By Cameron Bailie
LSE’s senior leadership gathered on 9 October in the Shaw Library to introduce themselves to the student body. It was presented as an opportunity to meet a selection of the leadership and “get to know” them, and one another, with an emphasis on the event’s interactivity and informality.
The agenda consisted of brief speeches before over an hour of student-staff mixing. While many members of the senior leadership team were present, only Eric Neumayer (Interim Vice Chancellor) and Emma McCoy (Vice President and Pro Vice Chancellor) spoke to the crowd. Larry Kramer, who will be assuming the role of President and Vice Chancellor in April 2024, was not present.
Neumayer began with an expression of concern for events that took place over the weekend in “Israel and Gaza,” foregrounding LSE’s principal aim to support anybody affected.
McCoy’s speech acknowledged challenges faced by the leadership. She spoke of LSE’s recent silver Teaching Excellence Framework score, which she commended as an improvement on the previous bronze rating in 2017. She continued, saying that the gold score for student outcomes shows how students do “incredibly well because of their time at LSE,” but there remains a “long way to go.”
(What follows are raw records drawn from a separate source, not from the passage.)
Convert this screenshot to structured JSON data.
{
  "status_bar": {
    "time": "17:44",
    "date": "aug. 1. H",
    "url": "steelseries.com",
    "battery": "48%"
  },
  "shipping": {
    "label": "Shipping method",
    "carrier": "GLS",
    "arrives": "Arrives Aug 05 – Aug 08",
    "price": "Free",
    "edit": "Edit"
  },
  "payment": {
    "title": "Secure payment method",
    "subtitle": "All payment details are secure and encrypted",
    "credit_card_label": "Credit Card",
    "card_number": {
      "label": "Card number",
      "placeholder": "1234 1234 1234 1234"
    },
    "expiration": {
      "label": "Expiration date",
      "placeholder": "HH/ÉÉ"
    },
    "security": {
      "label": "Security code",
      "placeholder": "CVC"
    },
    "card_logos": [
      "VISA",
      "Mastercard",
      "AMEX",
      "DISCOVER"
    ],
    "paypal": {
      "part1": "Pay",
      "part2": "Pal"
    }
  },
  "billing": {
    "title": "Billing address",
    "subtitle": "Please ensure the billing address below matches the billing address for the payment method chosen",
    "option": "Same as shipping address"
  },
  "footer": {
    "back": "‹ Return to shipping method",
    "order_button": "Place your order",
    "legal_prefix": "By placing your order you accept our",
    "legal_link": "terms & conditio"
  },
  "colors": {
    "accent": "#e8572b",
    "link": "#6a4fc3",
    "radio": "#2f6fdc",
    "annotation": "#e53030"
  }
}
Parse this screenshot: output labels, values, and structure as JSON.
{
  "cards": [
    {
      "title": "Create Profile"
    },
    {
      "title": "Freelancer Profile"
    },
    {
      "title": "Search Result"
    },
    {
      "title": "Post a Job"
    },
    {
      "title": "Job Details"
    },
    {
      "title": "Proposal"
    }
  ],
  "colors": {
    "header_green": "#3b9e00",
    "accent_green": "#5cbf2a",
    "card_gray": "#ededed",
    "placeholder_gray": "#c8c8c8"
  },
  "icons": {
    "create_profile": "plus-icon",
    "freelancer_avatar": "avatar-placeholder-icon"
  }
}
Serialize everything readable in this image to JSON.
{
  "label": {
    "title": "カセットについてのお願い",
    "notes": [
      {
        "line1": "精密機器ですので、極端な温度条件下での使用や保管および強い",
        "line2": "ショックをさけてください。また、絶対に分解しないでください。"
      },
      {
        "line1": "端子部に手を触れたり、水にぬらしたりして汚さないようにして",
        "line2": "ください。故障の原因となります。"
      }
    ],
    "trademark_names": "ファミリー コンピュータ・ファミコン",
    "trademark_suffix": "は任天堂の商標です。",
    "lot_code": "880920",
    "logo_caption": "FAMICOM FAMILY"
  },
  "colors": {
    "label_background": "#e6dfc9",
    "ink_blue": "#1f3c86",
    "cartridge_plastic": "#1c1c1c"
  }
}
The silver score, she reiterated upon questioning, would be improved by “consistency across the school” in “going for gold.”
“Community and general wellbeing” require a “whole-school approach”, McCoy continued, since it is “the responsibility of all [the staff] to make sure that [students] have a great time here” at LSE.
McCoy and Chris Adewoye, LSESU Activities and Communities Officer, were asked for comment on the greatest challenges facing the leadership bodies. They agreed that bringing student representatives into the fold was very important, where there has historically been a divergence between the student and staff leadership teams.
Since sabbatical officers change each year, leaders agreed that cooperation is needed to overcome short-termism and engage lasting projects with “institutional memory”. Adewoye hopes to show people what they can achieve within the large university community, lead by example, and encourage the exploring of different communities at LSE. McCoy wants to embrace the diversity of views within the School by allowing people to feel their “whole selves”, in part through the fostering of “principal spaces” and a sense of “social safety”.
A written feedback box was available for any comments not made directly to staff members.